La Fiscalía abordó el caso bajo la línea de crimen de lesa humanidad, vinculando el asesinato de Carlos Pizarro con un patrón sistemático y generalizado contra líderes de izquierda del país. Dentro de la investigación se consolidaron los siguientes hallazgos:
- Aparato organizado de poder: complicidad entre directivos/agentes del extinto DAS y paramilitares.
- Debilitamiento de seguridad: antes del atentado, se alteró el esquema de escoltas del candidato presidencial, retirando personal experimentado e introduciendo cómplices del crimen.
- Silenciamiento: El sicario que disparó dentro de la aeronave fue abatido por el escolta del DAS Jaime Ernesto Gómez Muñoz (recientemente condenado por estos hechos). La Fiscalía concluyó que esta acción no fue defensiva, sino una fase estructural para garantizar la impunidad y acallar al autor material.
- Desviación de la investigación: el extinto DAS implementó una narrativa sostenida para culpar exclusivamente a Pablo Escobar, presionando a testigos con el fin de ocultar la alianza con las estructuras paramilitares.
El magnicidio de Pizarro
El 26 de abril de 1990, mientras viajaba en un vuelo comercial de Bogotá con destino a Barranquilla, Carlos Pizarro Leongómez, líder político y candidato presencial del partido Alianza Democrática M-19, fue asesinato por un sicario. En 2010, la Fiscalía General de la Nación declaró este magnicidio como crimen de lesa humanidad, lo que implica que la justicia colombiana tiene que seguir investigando el caso y no podrá ampararse en el paso del tiempo para detener las labores dirigidas a esclarecer los hechos.
Durante los 36 años que han pasado, la familia Pizarro Leongómez y sus representantes la Comisión Colombiana de Juristas (CCJ) y el Colectivo de Abogados y Abogadas “José Alvear Restrepo” (Cajar) emprendieron acciones judiciales que dieron como resultado la sentencia contra los hermanos Castaño en 2002 y la vinculación de funcionarios del extinto DAS en 2015, así como el llamado a indagatoria de Maza Márquez por parte de la Corte Suprema de Justicia.
En septiembre de 2024, una resolución de acusación de la Fiscalía señaló a Manuel Antonio González Enríquez, antiguo director de protección del DAS como posible coautor del asesinato y facilitador del encubrimiento del crimen. En 2025 la Sala Penal del Tribunal Superior de Bogotá dejó en firme condena de 20 años de prisión contra Jaime Ernesto Gómez Muñoz, antiguo integrante de la inteligencia colombiana y escolta del entonces candidato presidencial.
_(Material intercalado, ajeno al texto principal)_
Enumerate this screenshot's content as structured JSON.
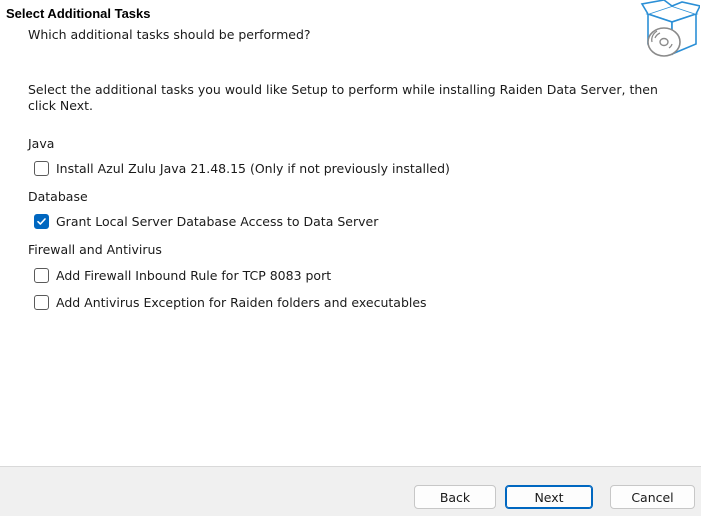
{
  "header": {
    "title": "Select Additional Tasks",
    "subtitle": "Which additional tasks should be performed?",
    "icon": "setup-box-disc-icon"
  },
  "main": {
    "description": "Select the additional tasks you would like Setup to perform while installing Raiden Data Server, then click Next.",
    "groups": [
      {
        "label": "Java",
        "tasks": [
          {
            "label": "Install Azul Zulu Java 21.48.15 (Only if not previously installed)",
            "checked": false
          }
        ]
      },
      {
        "label": "Database",
        "tasks": [
          {
            "label": "Grant Local Server Database Access to Data Server",
            "checked": true
          }
        ]
      },
      {
        "label": "Firewall and Antivirus",
        "tasks": [
          {
            "label": "Add Firewall Inbound Rule for TCP 8083 port",
            "checked": false
          },
          {
            "label": "Add Antivirus Exception for Raiden folders and executables",
            "checked": false
          }
        ]
      }
    ]
  },
  "footer": {
    "back_label": "Back",
    "next_label": "Next",
    "cancel_label": "Cancel"
  },
  "colors": {
    "accent": "#0067c0",
    "footer_bg": "#f0f0f0"
  }
}
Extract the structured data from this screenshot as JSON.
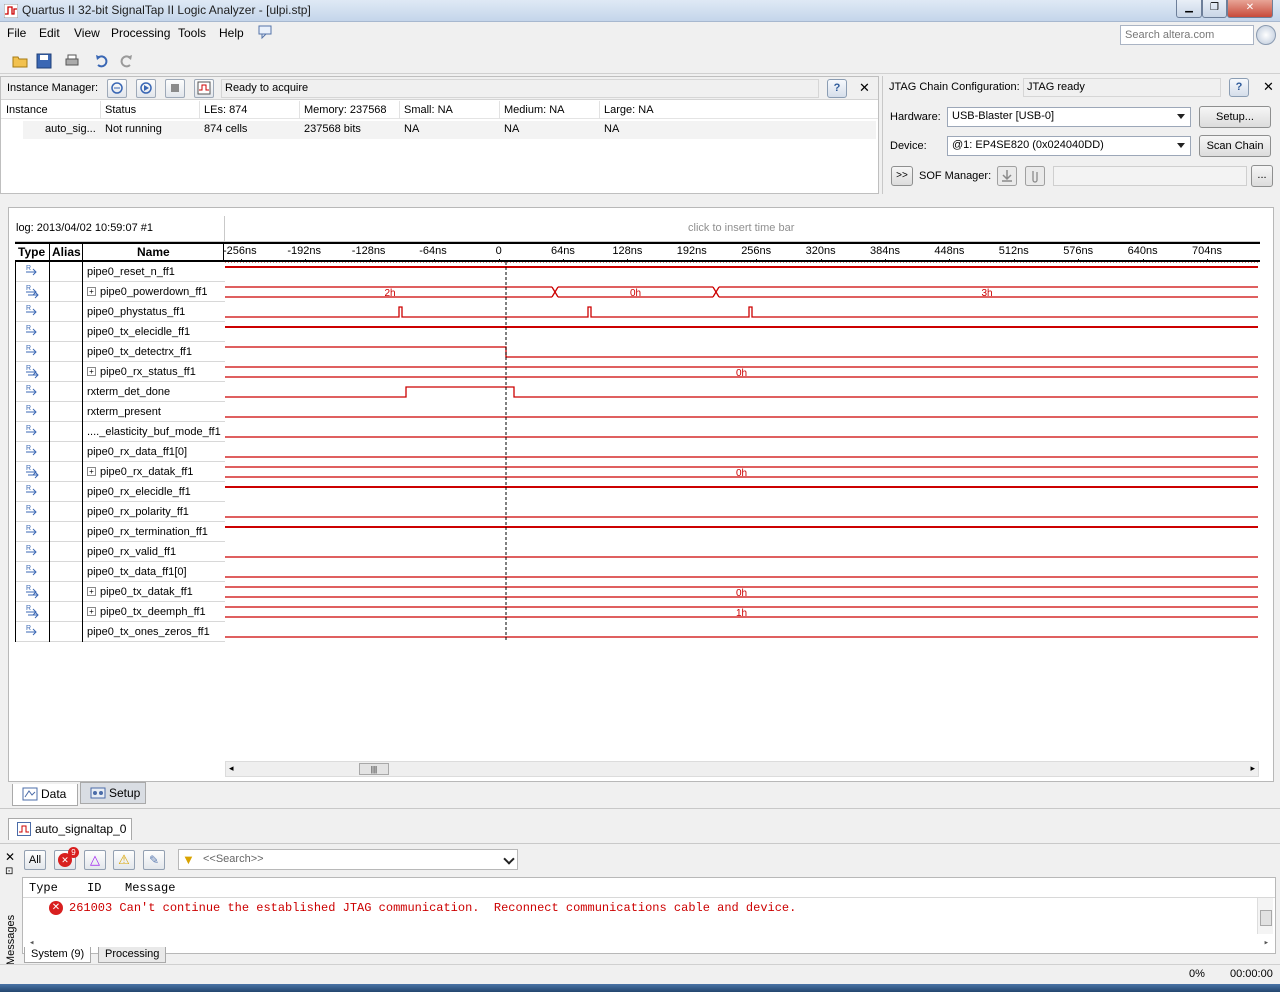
{
  "window": {
    "title": "Quartus II 32-bit SignalTap II Logic Analyzer - [ulpi.stp]",
    "search_placeholder": "Search altera.com"
  },
  "menu": {
    "file": "File",
    "edit": "Edit",
    "view": "View",
    "processing": "Processing",
    "tools": "Tools",
    "help": "Help"
  },
  "instance_manager": {
    "label": "Instance Manager:",
    "status": "Ready to acquire",
    "columns": {
      "instance": "Instance",
      "status": "Status",
      "les": "LEs: 874",
      "memory": "Memory: 237568",
      "small": "Small: NA",
      "medium": "Medium: NA",
      "large": "Large: NA"
    },
    "row": {
      "instance": "auto_sig...",
      "status": "Not running",
      "les": "874 cells",
      "memory": "237568 bits",
      "small": "NA",
      "medium": "NA",
      "large": "NA"
    }
  },
  "jtag": {
    "label": "JTAG Chain Configuration:",
    "status": "JTAG ready",
    "hardware_label": "Hardware:",
    "hardware_value": "USB-Blaster [USB-0]",
    "setup_button": "Setup...",
    "device_label": "Device:",
    "device_value": "@1: EP4SE820 (0x024040DD)",
    "scan_button": "Scan Chain",
    "sof_expand": ">>",
    "sof_label": "SOF Manager:",
    "browse_button": "..."
  },
  "waveform": {
    "log_label": "log: 2013/04/02 10:59:07  #1",
    "timebar_hint": "click to insert time bar",
    "headers": {
      "type": "Type",
      "alias": "Alias",
      "name": "Name"
    },
    "ticks": [
      "-256ns",
      "-192ns",
      "-128ns",
      "-64ns",
      "0",
      "64ns",
      "128ns",
      "192ns",
      "256ns",
      "320ns",
      "384ns",
      "448ns",
      "512ns",
      "576ns",
      "640ns",
      "704ns"
    ],
    "signals": [
      {
        "name": "pipe0_reset_n_ff1",
        "bus": false,
        "wave": "high"
      },
      {
        "name": "pipe0_powerdown_ff1",
        "bus": true,
        "segments": [
          {
            "label": "2h"
          },
          {
            "label": "0h"
          },
          {
            "label": "3h"
          }
        ]
      },
      {
        "name": "pipe0_phystatus_ff1",
        "bus": false,
        "wave": "pulses"
      },
      {
        "name": "pipe0_tx_elecidle_ff1",
        "bus": false,
        "wave": "high"
      },
      {
        "name": "pipe0_tx_detectrx_ff1",
        "bus": false,
        "wave": "high-then-low"
      },
      {
        "name": "pipe0_rx_status_ff1",
        "bus": true,
        "segments": [
          {
            "label": "0h"
          }
        ]
      },
      {
        "name": "rxterm_det_done",
        "bus": false,
        "wave": "pulse-wide"
      },
      {
        "name": "rxterm_present",
        "bus": false,
        "wave": "low"
      },
      {
        "name": "...._elasticity_buf_mode_ff1",
        "bus": false,
        "wave": "low"
      },
      {
        "name": "pipe0_rx_data_ff1[0]",
        "bus": false,
        "wave": "low"
      },
      {
        "name": "pipe0_rx_datak_ff1",
        "bus": true,
        "segments": [
          {
            "label": "0h"
          }
        ]
      },
      {
        "name": "pipe0_rx_elecidle_ff1",
        "bus": false,
        "wave": "high"
      },
      {
        "name": "pipe0_rx_polarity_ff1",
        "bus": false,
        "wave": "low"
      },
      {
        "name": "pipe0_rx_termination_ff1",
        "bus": false,
        "wave": "high"
      },
      {
        "name": "pipe0_rx_valid_ff1",
        "bus": false,
        "wave": "low"
      },
      {
        "name": "pipe0_tx_data_ff1[0]",
        "bus": false,
        "wave": "low"
      },
      {
        "name": "pipe0_tx_datak_ff1",
        "bus": true,
        "segments": [
          {
            "label": "0h"
          }
        ]
      },
      {
        "name": "pipe0_tx_deemph_ff1",
        "bus": true,
        "segments": [
          {
            "label": "1h"
          }
        ]
      },
      {
        "name": "pipe0_tx_ones_zeros_ff1",
        "bus": false,
        "wave": "low"
      }
    ],
    "wave_color": "#cc0000"
  },
  "tabs": {
    "data": "Data",
    "setup": "Setup",
    "instance": "auto_signaltap_0"
  },
  "messages": {
    "side_label": "Messages",
    "filter_all": "All",
    "error_count": "9",
    "search_placeholder": "<<Search>>",
    "columns": {
      "type": "Type",
      "id": "ID",
      "message": "Message"
    },
    "items": [
      {
        "id": "261003",
        "text": "Can't continue the established JTAG communication.  Reconnect communications cable and device."
      }
    ],
    "tab_system": "System (9)",
    "tab_processing": "Processing"
  },
  "statusbar": {
    "progress": "0%",
    "time": "00:00:00"
  }
}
En el ámbito internacional, los familiares, con el acompañamiento de sus representantes, lograron que el Estado colombiano reconociera su responsabilidad internacional por el magnicidio de Carlos Pizarro durante audiencia pública que se llevó a cabo en 2024 ante la Comisión Interamericana de Derechos Humanos (CIDH).
Sin embargo, no ha habido esclarecimiento sobre las profundas alianzas entre agentes del Estado y grupos paramilitares para perpetrar este crimen en contra del candidato presidencial, así como tampoco sobre la identidad de todos los responsables y su grado de participación.